At this point in the record, things are feeling a little tiresome, though that’s not for a lack of trying on INK’s end. The band constantly serves up exciting riffs, deathcore screams, and brain-haemorrhaging breakdowns to keep the song (and blood) flow moving along nicely. Torture-porn films are a special kind of tasteless, and in some regards, this song is too. It’s mindless but it’s also very easy to get wrapped up in the experience.

  1. “Ex-Mortis”

“Ex-Mortis” is a jazzy, big-band rock’n’roll number that acts as a page-by-page reading of Evil Dead; like an underworld party for any and all Deadites. Is it groovy? Sorta! It doesn’t fully evoke the chainsaw-on-arm madness you might initially expect when picturing INK making an Evil Dead inspired song, but it’s not half bad either. The brass instruments are a great addition – though they are a far cry from the Less Than Jake horn section on “IT Is The End” – as are the put-on, husky vocals before the swinging chorus pulls you into the dirt. Slip in a lyrical reference to 1992’s Army Of Darkness during the bridge, and Ash would be more than proud. And yes, there’s a “swallow this!” one-liner, stop asking me!
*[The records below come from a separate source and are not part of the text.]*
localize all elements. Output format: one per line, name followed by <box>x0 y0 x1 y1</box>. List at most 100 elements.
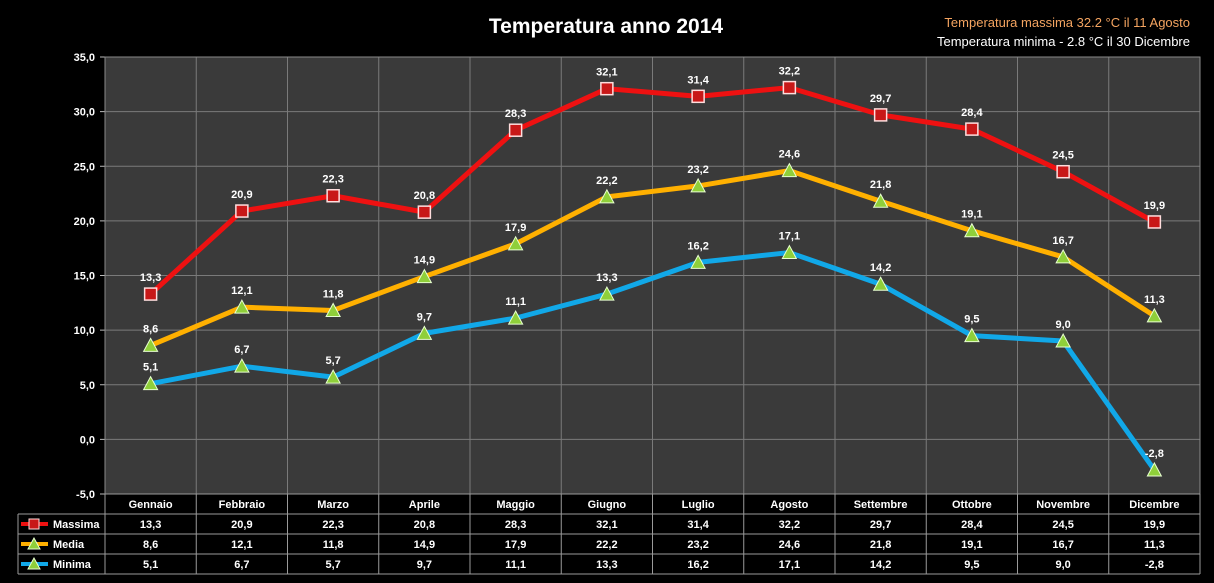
data-label-minima: 9,5 <box>964 314 979 326</box>
table-cell: 8,6 <box>143 539 158 551</box>
data-point-minima <box>416 325 433 340</box>
data-point-minima <box>872 276 889 291</box>
series-line-minima <box>150 250 1157 472</box>
data-label-massima: 32,1 <box>596 67 617 79</box>
data-point-media <box>690 177 706 193</box>
table-cell: 14,9 <box>414 539 435 551</box>
data-label-minima: 13,3 <box>596 272 617 284</box>
table-cell: 28,3 <box>505 519 526 531</box>
y-tick-label: 15,0 <box>74 271 95 283</box>
data-point-massima <box>417 205 432 219</box>
category-label: Maggio <box>496 499 535 511</box>
table-cell: 5,1 <box>143 559 158 571</box>
data-label-media: 19,1 <box>961 209 982 221</box>
table-cell: 17,1 <box>779 559 800 571</box>
data-point-minima <box>1146 461 1163 477</box>
data-point-massima <box>508 123 523 137</box>
y-tick-label: 35,0 <box>74 52 95 64</box>
table-cell: 24,5 <box>1052 519 1073 531</box>
data-point-minima <box>507 310 524 325</box>
data-label-massima: 28,4 <box>961 107 983 119</box>
data-point-massima <box>965 122 979 136</box>
data-point-media <box>872 193 889 208</box>
data-point-massima <box>600 81 614 96</box>
y-tick-label: 5,0 <box>80 380 95 392</box>
y-tick-label: 30,0 <box>74 107 95 119</box>
data-point-media <box>1055 248 1071 264</box>
data-point-media <box>964 222 980 238</box>
data-label-minima: 9,0 <box>1055 319 1070 331</box>
data-label-media: 24,6 <box>779 149 800 161</box>
data-point-media <box>599 188 615 204</box>
data-point-massima <box>782 80 797 95</box>
table-cell: 22,3 <box>322 519 343 531</box>
data-label-massima: 13,3 <box>140 272 161 284</box>
data-point-minima <box>234 358 250 373</box>
data-point-minima <box>964 327 980 343</box>
data-point-massima <box>1056 164 1070 179</box>
table-cell: 14,2 <box>870 559 891 571</box>
data-label-media: 11,8 <box>323 288 344 300</box>
data-point-massima <box>326 188 340 203</box>
data-label-minima: 14,2 <box>870 262 891 274</box>
table-cell: 28,4 <box>961 519 983 531</box>
category-label: Ottobre <box>952 499 992 511</box>
data-point-media <box>1146 307 1163 323</box>
y-tick-label: 10,0 <box>74 325 95 337</box>
data-label-media: 12,1 <box>231 285 252 297</box>
data-label-massima: 20,9 <box>231 189 252 201</box>
table-cell: 5,7 <box>325 559 340 571</box>
data-point-media <box>416 268 433 284</box>
data-label-minima: 5,1 <box>143 362 158 374</box>
category-label: Marzo <box>317 499 349 511</box>
table-cell: 9,0 <box>1055 559 1070 571</box>
legend-key-marker <box>28 518 40 530</box>
table-cell: 19,9 <box>1144 519 1165 531</box>
legend-label: Massima <box>53 519 100 531</box>
data-label-massima: 20,8 <box>414 190 435 202</box>
category-label: Settembre <box>854 499 908 511</box>
series-line-media <box>149 168 1156 348</box>
category-label: Aprile <box>409 499 440 511</box>
data-point-massima <box>691 89 705 104</box>
data-label-massima: 31,4 <box>687 74 709 86</box>
data-point-media <box>142 337 159 352</box>
data-point-massima <box>873 108 888 122</box>
data-point-media <box>781 162 798 178</box>
table-cell: 19,1 <box>961 539 982 551</box>
data-point-minima <box>690 254 706 269</box>
data-label-media: 23,2 <box>687 164 708 176</box>
table-cell: 9,5 <box>964 559 979 571</box>
data-point-minima <box>1055 332 1071 348</box>
table-cell: 13,3 <box>140 519 161 531</box>
table-cell: 6,7 <box>234 559 249 571</box>
table-cell: 11,8 <box>323 539 344 551</box>
data-label-massima: 32,2 <box>779 66 800 78</box>
table-cell: 29,7 <box>870 519 891 531</box>
data-label-massima: 22,3 <box>322 174 343 186</box>
data-label-media: 16,7 <box>1052 235 1073 247</box>
series-line-massima <box>148 85 1156 296</box>
data-point-media <box>234 299 250 314</box>
data-point-minima <box>781 244 798 260</box>
y-tick-label: -5,0 <box>76 489 95 501</box>
table-cell: 24,6 <box>779 539 800 551</box>
table-cell: 11,3 <box>1144 539 1165 551</box>
data-label-massima: 24,5 <box>1052 150 1073 162</box>
table-cell: 20,9 <box>231 519 252 531</box>
data-label-minima: 16,2 <box>687 240 708 252</box>
data-label-media: 11,3 <box>1144 294 1165 306</box>
table-cell: 11,1 <box>505 559 526 571</box>
y-tick-label: 25,0 <box>74 161 95 173</box>
legend-label: Media <box>53 539 85 551</box>
max-temperature-note: Temperatura massima 32.2 °C il 11 Agosto <box>944 15 1190 30</box>
table-cell: 16,2 <box>687 559 708 571</box>
data-label-massima: 28,3 <box>505 108 526 120</box>
data-label-media: 8,6 <box>143 323 158 335</box>
data-point-massima <box>143 287 158 301</box>
category-label: Agosto <box>770 499 808 511</box>
legend-label: Minima <box>53 559 92 571</box>
legend-key-marker <box>27 556 41 570</box>
data-point-massima <box>235 204 249 218</box>
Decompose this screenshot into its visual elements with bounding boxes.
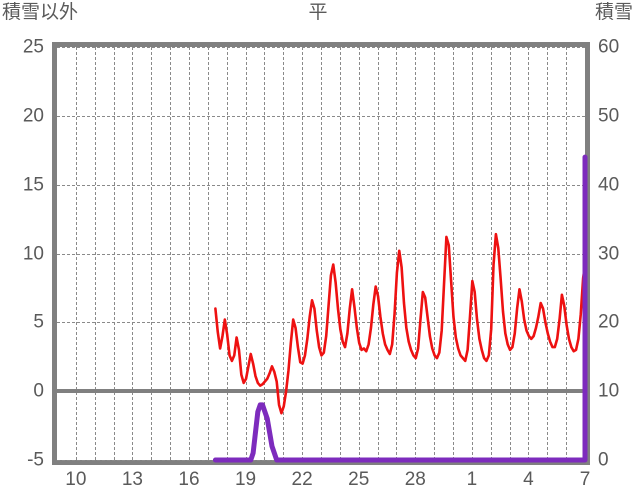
x-axis-tick-label: 16 [178,469,200,490]
horizontal-gridline [57,322,585,324]
right-axis-tick-label: 10 [598,380,620,402]
right-axis-tick-label: 60 [598,36,620,58]
left-axis-tick-label: 15 [22,174,44,196]
right-axis-tick-label: 0 [598,449,609,471]
right-axis-unit-label: 積雪 [594,2,633,23]
left-axis-tick-label: 10 [22,243,44,264]
right-axis-tick-label: 50 [598,105,620,127]
x-axis-tick-label: 13 [121,469,143,490]
right-axis-tick-label: 40 [598,174,620,196]
x-axis-tick-label: 28 [404,469,426,490]
right-axis-tick-label: 30 [598,243,620,264]
zero-axis-line [57,389,585,394]
x-axis-tick-label: 22 [291,469,313,490]
plot-area [57,47,588,463]
left-axis-tick-label: 25 [22,36,44,58]
x-axis-tick-label: 19 [234,469,257,490]
right-axis-tick-label: 20 [598,311,620,333]
horizontal-gridline [57,115,585,117]
horizontal-gridline [57,184,585,186]
x-axis-tick-label: 25 [348,469,370,490]
horizontal-gridline [57,47,585,48]
horizontal-gridline [57,253,585,255]
chart-title: 平 [308,2,328,23]
x-axis-tick-label: 7 [579,469,591,490]
left-axis-tick-label: 20 [22,105,44,127]
x-axis-tick-label: 4 [523,469,534,490]
series-layer [212,154,588,463]
left-axis-tick-label: 0 [33,380,44,402]
series-line-red [214,191,587,454]
x-axis-tick-label: 1 [466,469,478,490]
x-axis-tick-label: 10 [65,469,87,490]
left-axis-tick-label: 5 [33,311,44,333]
series-line-purple [212,154,588,463]
left-axis-tick-label: -5 [27,449,44,471]
left-axis-unit-label: 積雪以外 [2,2,79,23]
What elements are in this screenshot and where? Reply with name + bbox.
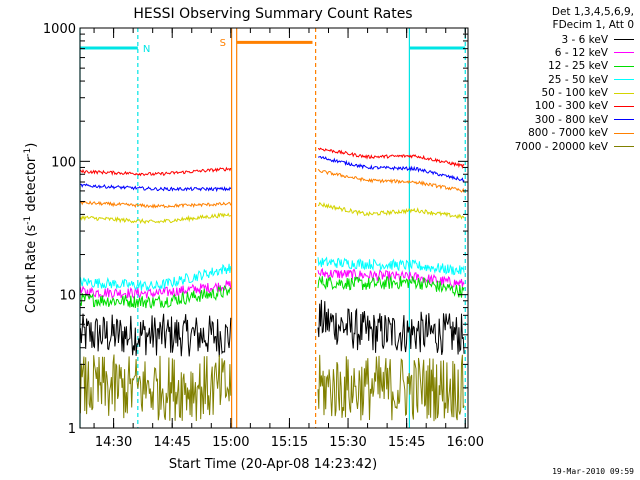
series-7-segment-0: [80, 200, 232, 209]
legend-item-swatch: [614, 79, 634, 81]
x-tick-label-6: 16:00: [447, 435, 484, 450]
plot-frame: [79, 27, 469, 429]
legend-item: 800 - 7000 keV: [472, 127, 638, 140]
legend-header-detectors: Det 1,3,4,5,6,9,: [551, 6, 634, 18]
legend-item-label: 50 - 100 keV: [541, 87, 608, 100]
y-tick-label-2: 100: [51, 155, 76, 170]
series-0-segment-1: [317, 299, 465, 356]
y-tick-label-1: 10: [59, 289, 76, 304]
y-axis-label-part3: ): [24, 143, 39, 148]
generation-timestamp: 19-Mar-2010 09:59: [552, 467, 634, 476]
legend-item-swatch: [614, 146, 634, 148]
legend-item: 6 - 12 keV: [472, 46, 638, 59]
plot-area: NS: [79, 28, 466, 428]
legend-item-label: 7000 - 20000 keV: [514, 140, 608, 153]
legend-item: 12 - 25 keV: [472, 60, 638, 73]
series-6: [80, 155, 465, 193]
series-7: [80, 168, 465, 209]
chart-title: HESSI Observing Summary Count Rates: [133, 6, 412, 22]
legend-item-swatch: [614, 39, 634, 40]
y-tick-label-3: 1000: [43, 22, 76, 37]
series-4-segment-0: [79, 212, 232, 225]
series-6-segment-0: [80, 183, 232, 193]
legend-item-swatch: [614, 65, 634, 67]
legend-item: 3 - 6 keV: [472, 33, 638, 46]
series-4-segment-1: [317, 201, 465, 220]
legend-item-label: 6 - 12 keV: [554, 46, 608, 59]
legend-item-swatch: [614, 52, 634, 54]
x-axis-label: Start Time (20-Apr-08 14:23:42): [169, 457, 377, 472]
gap-label-0: S: [220, 38, 226, 49]
series-5-segment-1: [317, 147, 465, 169]
series-2-segment-0: [79, 284, 232, 310]
series-6-segment-1: [317, 155, 465, 183]
series-2-segment-1: [317, 275, 465, 298]
x-tick-label-2: 15:00: [212, 435, 249, 450]
svg-text:Count Rate (s-1 detector-1): Count Rate (s-1 detector-1): [23, 143, 39, 314]
legend-item-label: 300 - 800 keV: [534, 113, 608, 126]
series-7-segment-1: [317, 168, 465, 193]
axes: 1 10 100 1000 14:30 14:45 15:00 15:15 15:30 15:45…: [43, 22, 484, 450]
x-tick-label-1: 14:45: [153, 435, 190, 450]
legend-item-swatch: [614, 92, 634, 94]
series-3-segment-0: [79, 263, 232, 291]
series-1-segment-0: [79, 280, 232, 299]
legend-item-swatch: [614, 119, 634, 121]
legend-item-label: 3 - 6 keV: [561, 33, 608, 46]
x-tick-label-0: 14:30: [95, 435, 132, 450]
night-bar-label-0: N: [143, 44, 150, 55]
x-tick-label-4: 15:30: [329, 435, 366, 450]
x-tick-label-3: 15:15: [271, 435, 308, 450]
legend-item: 100 - 300 keV: [472, 100, 638, 113]
legend-item-swatch: [614, 132, 634, 134]
series-5-segment-0: [79, 166, 232, 177]
legend-item: 7000 - 20000 keV: [472, 140, 638, 153]
series-0-segment-0: [79, 313, 232, 357]
legend-rows: 3 - 6 keV 6 - 12 keV 12 - 25 keV 25 - 50 ke…: [472, 33, 638, 154]
series-8: [79, 354, 465, 422]
series-4: [79, 201, 465, 225]
y-axis-label-exp1: -1: [23, 216, 33, 225]
legend-header-decimation: FDecim 1, Att 0: [552, 19, 634, 32]
y-axis-label-exp2: -1: [23, 148, 33, 157]
series-3-segment-1: [317, 256, 465, 276]
series-3: [79, 256, 465, 291]
y-axis-label: Count Rate (s-1 detector-1): [23, 143, 39, 314]
legend-item-label: 100 - 300 keV: [534, 100, 608, 113]
series-8-segment-0: [79, 354, 232, 422]
series-8-segment-1: [317, 354, 465, 422]
y-tick-label-0: 1: [68, 422, 76, 437]
series-5: [79, 147, 465, 177]
legend: Det 1,3,4,5,6,9, FDecim 1, Att 0 3 - 6 k…: [472, 6, 638, 153]
series-0: [79, 299, 465, 357]
legend-item: 25 - 50 keV: [472, 73, 638, 86]
legend-item-label: 25 - 50 keV: [548, 73, 608, 86]
legend-item-label: 800 - 7000 keV: [528, 127, 608, 140]
y-axis-label-part2: detector: [24, 156, 39, 216]
x-tick-label-5: 15:45: [388, 435, 425, 450]
legend-item-label: 12 - 25 keV: [548, 60, 608, 73]
legend-item: 50 - 100 keV: [472, 86, 638, 99]
y-axis-label-part1: Count Rate (s: [24, 225, 39, 314]
series-2: [79, 275, 465, 310]
legend-item: 300 - 800 keV: [472, 113, 638, 126]
legend-item-swatch: [614, 105, 634, 107]
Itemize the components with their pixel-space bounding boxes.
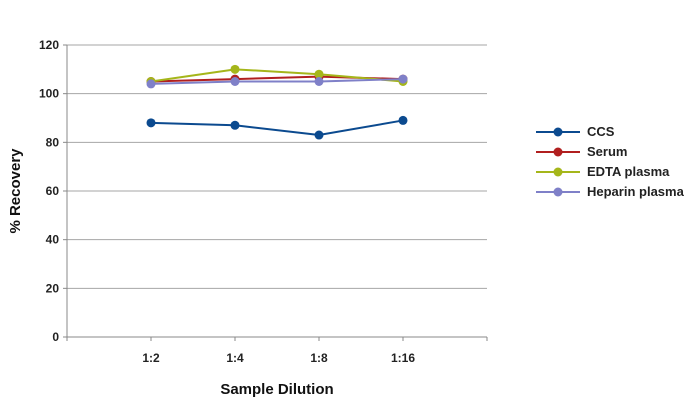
y-tick-label: 100 bbox=[39, 87, 59, 101]
data-point bbox=[398, 74, 408, 84]
data-point bbox=[230, 77, 240, 86]
legend-label: CCS bbox=[587, 124, 615, 139]
legend-item: CCS bbox=[536, 124, 615, 139]
data-point bbox=[314, 77, 324, 86]
legend-swatch-marker bbox=[553, 147, 563, 157]
x-tick-labels: 1:2 1:4 1:8 1:16 bbox=[66, 337, 488, 365]
y-tick-label: 120 bbox=[39, 38, 59, 52]
y-tick-label: 0 bbox=[52, 330, 59, 344]
data-point bbox=[230, 120, 240, 130]
data-point bbox=[314, 69, 324, 79]
legend-swatch-marker bbox=[553, 127, 563, 137]
legend-swatch-marker bbox=[553, 167, 563, 177]
series-lines bbox=[146, 64, 408, 140]
legend-label: EDTA plasma bbox=[587, 164, 670, 179]
legend-label: Heparin plasma bbox=[587, 184, 685, 199]
data-point bbox=[230, 64, 240, 74]
x-tick-label: 1:4 bbox=[226, 351, 244, 365]
x-tick-label: 1:2 bbox=[142, 351, 160, 365]
x-tick-label: 1:8 bbox=[310, 351, 328, 365]
legend: CCS Serum EDTA plasma Heparin plasma bbox=[536, 124, 685, 199]
data-point bbox=[146, 79, 156, 89]
y-tick-labels: 0 20 40 60 80 100 120 bbox=[39, 38, 67, 344]
y-tick-label: 20 bbox=[46, 281, 60, 295]
gridlines bbox=[67, 44, 487, 289]
series-line bbox=[150, 119, 404, 137]
legend-swatch-marker bbox=[553, 187, 563, 197]
legend-item: Serum bbox=[536, 144, 627, 159]
y-tick-label: 40 bbox=[46, 233, 60, 247]
data-point bbox=[146, 118, 156, 128]
legend-label: Serum bbox=[587, 144, 627, 159]
x-axis-title: Sample Dilution bbox=[220, 381, 333, 398]
series-line bbox=[150, 78, 404, 85]
y-tick-label: 80 bbox=[46, 135, 60, 149]
data-point bbox=[314, 130, 324, 140]
data-point bbox=[398, 115, 408, 125]
series-ccs bbox=[146, 115, 408, 140]
legend-item: Heparin plasma bbox=[536, 184, 685, 199]
y-tick-label: 60 bbox=[46, 184, 60, 198]
series-line bbox=[150, 68, 404, 83]
legend-item: EDTA plasma bbox=[536, 164, 670, 179]
series-heparin-plasma bbox=[146, 74, 408, 89]
x-tick-label: 1:16 bbox=[391, 351, 415, 365]
y-axis-title: % Recovery bbox=[7, 148, 24, 234]
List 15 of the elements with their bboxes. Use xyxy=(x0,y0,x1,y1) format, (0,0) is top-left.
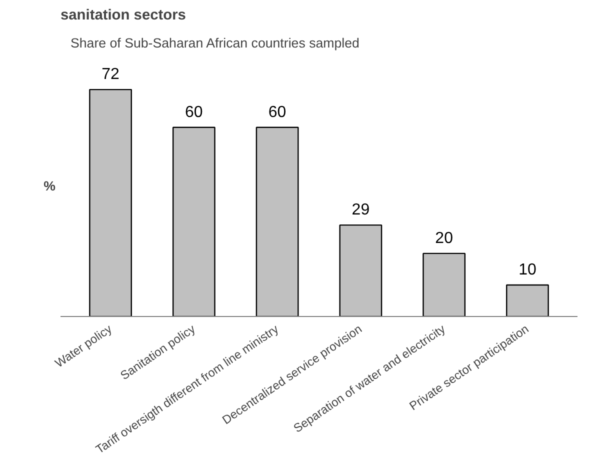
bar xyxy=(506,284,549,316)
bar xyxy=(422,252,466,316)
data-label: 60 xyxy=(268,104,286,121)
data-label: 29 xyxy=(352,202,370,219)
data-label: 72 xyxy=(102,66,120,84)
y-axis-title: % xyxy=(44,178,56,194)
data-label: 20 xyxy=(435,230,454,248)
bar xyxy=(256,126,299,316)
bar xyxy=(89,88,132,316)
data-label: 60 xyxy=(185,104,203,121)
bar xyxy=(172,126,216,316)
bar xyxy=(339,224,382,316)
data-label: 10 xyxy=(518,262,536,279)
chart-subtitle: Share of Sub-Saharan African countries sampled xyxy=(70,36,360,50)
chart-title: sanitation sectors xyxy=(60,8,186,24)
“Ex-Mortis” took a couple of listens to really appreciate it, but now I see it as the best Used song that we’ve heard since 2009’s Artwork. It does end on a slow fade-out, the song’s refrain looped over and over, which is a letdown as a closing moment… when looking at the track individually. However, when looking at the record as a complete whole, as I’m doing for this essay, it’s actually a fitting transition into the understated, serious piano ballad finale of “Farewell II Flesh.” (This is a rare fade-out that actually services the larger record.) Now it’s time for the end.

  1. “Farewell II Flesh”

The timing of this sweet final song is apt: it’s about the Candyman, named after the 1995 sequel to the original, Farewell to the Flesh, just in time for the new Candyman of 2021 (which is the superior movie.) Bees buzz, fairytale pianos skirt, knowing lyrical nods to honey and mirrors, fast riffs of guitar and piano varieties reflect in dramatic fashion, and the gruesome tragedy of how the Candyman came to be – tortured, butchered and killed by an ignorant racist mob during the late 1800s – fill the sticky pages of “Farewell II Flesh.” Less tongue-in-cheek and more serious, the band do not forget some wonderful wordplay. Take the line “How ’bout a hand for the honey bees?” That is just too good of a pun about Candyman’s hooked right-hand and the bees that stung him alive. This shit must write itself!

“Farewell To Flesh” is another clear musical piece, just without the stage. It’s a solid and grim end to what is a mostly terrific record, a happy medium track of all that this band does, leaning more to the straight-faced side of things given the subject matter. (However, it’s solely focused on the mythos of Candyman, never the film’s commentary about racism, gentrification, and intergenerational trauma in black communities.) Although, as an album closer, and when stepping back, it ain’t even on the same planet as the ridiculous song that ended the first Silver Scream. Then again, very few things are.

It’s also an end that makes me ponder just where the hell the band will go next. Will we see more classics like The Fog and The Thing get turned into horror-core songs for Silver Scream 3? Or will modern gems like You’re Next or Hereditary receive that same theatrical treatment? Whatever comes, I’ll be waiting patiently, ready to write another fucking thesis for the third time.